Claremonter sees good changes for women in nursing

Claremont resident Gudrun Moll, who has been San Antonio Regional Hospital’s chief nursing officer since 2015, has adapted well to her new home.

Ms. Moll, 56, and her husband, Heinz, live in the Village. The tree-lined locale reminds her of their homeland.

“Most of the towns in Germany have a pedestrian zone,” Ms. Moll said. “In Claremont, we live on Twelfth Street, and we walk the town every weekend when we walk our dogs. I really enjoy it. It has a family atmosphere. It’s quiet, but it has a lot of things going on. It’s a like an oasis in Southern California.”

The Molls immigrated to the US from Grevenbroich, a small town near Düsseldorf, Germany, in 1997. They both became US citizens in 2003, and have lived and worked in New Jersey, San Diego and Oxnard since their arrival. Their daughter and granddaughter live in San Marcos, in north San Diego County.

Ms. Moll earned a master’s degree in nursing from the University of Phoenix and second master’s, in business administration, from Edinburgh Business School, the graduate school of business of Heriot-Watt University, in Edinburgh, Scotland.

She came to the US in 1997 not knowing what to expect.

“And it was a dream from my perspective,” Ms. Moll recalled. “Compared to Germany, here was nursing heaven. You were so much more autonomous, and you had so many more options: you could get your doctoral degree, work in the community, and in the hospital there were so many different roles. I always liked that flexibility in nursing.”

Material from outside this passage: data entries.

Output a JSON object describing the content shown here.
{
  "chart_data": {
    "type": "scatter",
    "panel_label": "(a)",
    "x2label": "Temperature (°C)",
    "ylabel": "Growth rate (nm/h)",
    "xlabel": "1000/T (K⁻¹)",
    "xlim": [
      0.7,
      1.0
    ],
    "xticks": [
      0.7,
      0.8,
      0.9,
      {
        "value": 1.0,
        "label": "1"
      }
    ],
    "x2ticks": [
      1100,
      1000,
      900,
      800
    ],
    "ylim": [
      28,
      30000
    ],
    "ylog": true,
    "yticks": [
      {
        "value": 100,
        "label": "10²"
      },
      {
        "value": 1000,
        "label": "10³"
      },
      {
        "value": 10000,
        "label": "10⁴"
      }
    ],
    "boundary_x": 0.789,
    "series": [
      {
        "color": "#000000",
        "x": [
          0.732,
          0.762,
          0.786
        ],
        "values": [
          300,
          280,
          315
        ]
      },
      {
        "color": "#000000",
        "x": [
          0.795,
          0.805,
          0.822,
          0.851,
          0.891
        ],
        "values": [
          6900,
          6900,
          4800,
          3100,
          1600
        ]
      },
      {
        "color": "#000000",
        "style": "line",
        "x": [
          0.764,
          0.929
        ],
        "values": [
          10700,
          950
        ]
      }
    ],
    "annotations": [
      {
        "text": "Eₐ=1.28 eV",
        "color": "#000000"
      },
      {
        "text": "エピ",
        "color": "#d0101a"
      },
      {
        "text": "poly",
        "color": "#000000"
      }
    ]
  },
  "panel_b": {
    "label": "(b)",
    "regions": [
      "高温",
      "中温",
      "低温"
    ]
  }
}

She hadn’t planned on a career as a CNO, but after her boss at an early job left on an unexpected medical leave, she stepped up, and her path was altered. “I got into leadership nine months after graduating,” she said. “I went to my boss and said, ‘I’d love to be your leader. I have no idea what to do, but if you want me, you can have me.’”

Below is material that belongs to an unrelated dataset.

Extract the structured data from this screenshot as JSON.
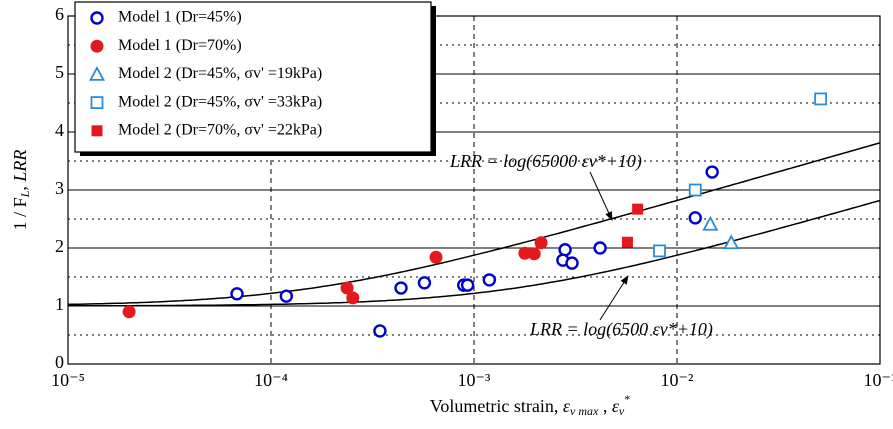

The leap of faith paid off. She now oversees some 900 employees, a number that includes everything from nurses and respiratory therapists to social workers and staffing office coordinators at Upland’s San Antonio Regional. The facility has more than 2,300 employees overall.

She arrived just in time to see the hospital open its new, four-story Vineyard Tower.

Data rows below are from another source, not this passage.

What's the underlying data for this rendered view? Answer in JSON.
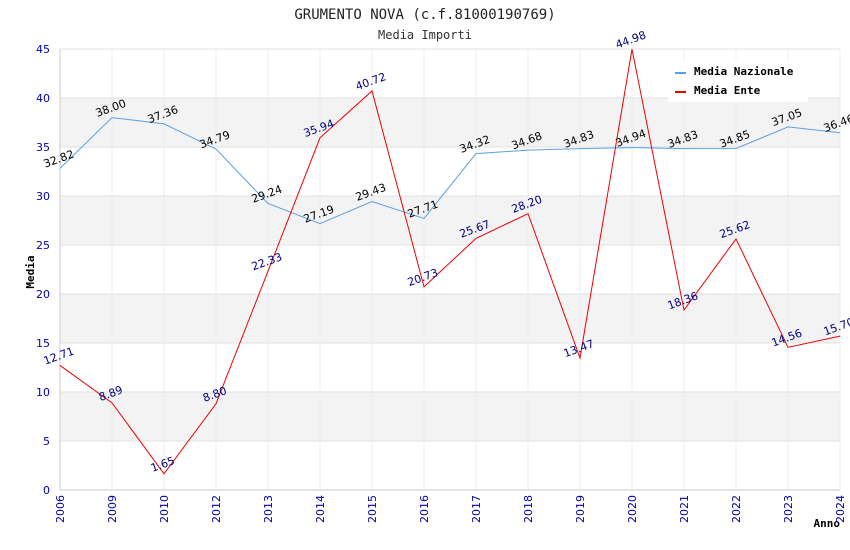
{
  "chart_data": {
    "type": "line",
    "title": "GRUMENTO NOVA (c.f.81000190769)",
    "subtitle": "Media Importi",
    "xlabel": "Anno",
    "ylabel": "Media",
    "ylim": [
      0,
      45
    ],
    "yticks": [
      "0",
      "5",
      "10",
      "15",
      "20",
      "25",
      "30",
      "35",
      "40",
      "45"
    ],
    "grid": "horizontal bands",
    "legend_position": "top-right",
    "categories": [
      "2006",
      "2009",
      "2010",
      "2012",
      "2013",
      "2014",
      "2015",
      "2016",
      "2017",
      "2018",
      "2019",
      "2020",
      "2021",
      "2022",
      "2023",
      "2024"
    ],
    "series": [
      {
        "name": "Media Nazionale",
        "color": "#5aa0e0",
        "values": [
          32.82,
          38.0,
          37.36,
          34.79,
          29.24,
          27.19,
          29.43,
          27.71,
          34.32,
          34.68,
          34.83,
          34.94,
          34.83,
          34.85,
          37.05,
          36.46
        ],
        "labels": [
          "32.82",
          "38.00",
          "37.36",
          "34.79",
          "29.24",
          "27.19",
          "29.43",
          "27.71",
          "34.32",
          "34.68",
          "34.83",
          "34.94",
          "34.83",
          "34.85",
          "37.05",
          "36.46"
        ]
      },
      {
        "name": "Media Ente",
        "color": "#ee0000",
        "values": [
          12.71,
          8.89,
          1.65,
          8.8,
          22.33,
          35.94,
          40.72,
          20.73,
          25.67,
          28.2,
          13.47,
          44.98,
          18.36,
          25.62,
          14.56,
          15.7
        ],
        "labels": [
          "12.71",
          "8.89",
          "1.65",
          "8.80",
          "22.33",
          "35.94",
          "40.72",
          "20.73",
          "25.67",
          "28.20",
          "13.47",
          "44.98",
          "18.36",
          "25.62",
          "14.56",
          "15.70"
        ]
      }
    ]
  }
}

“Our patients and staff love it,” she said. “It’s wonderful.” The addition features 92 new, state-of-the-art private rooms. “I don’t like anybody being sick, but if they’re sick, I do hope they’ll come see us.”

Perceptions have changed quite a bit in the time Ms. Moll has been working in the US, she said. “I think now there is a lot more respect for what we do,” she said. “And what I’ve seen is that people listen to the chief nursing officer now, and that may not have been there in past years.”

A chief nursing officer plays a crucial role in a hospital, Ms. Moll said. “I don’t think a lot of people know what it is that we do. There are a lot of things hospitals are measured against, from the government agencies, to patient satisfaction, and we oversee this and so many other things.”

Her job encompasses managing San Antonio’s nurses, attending all medical staff meetings and myriad other duties, both clinical and administrative. Her skills as a both an advocate and a diplomat have been honed over her 28 years as a nurse and 13 as a CNO.

“I’ve worked in several hospitals, in different states and two countries, and my experience has taught me that you not only look after your nurses, but you look after the whole house, because what’s good for the nurses is sometimes not always good for the whole house.”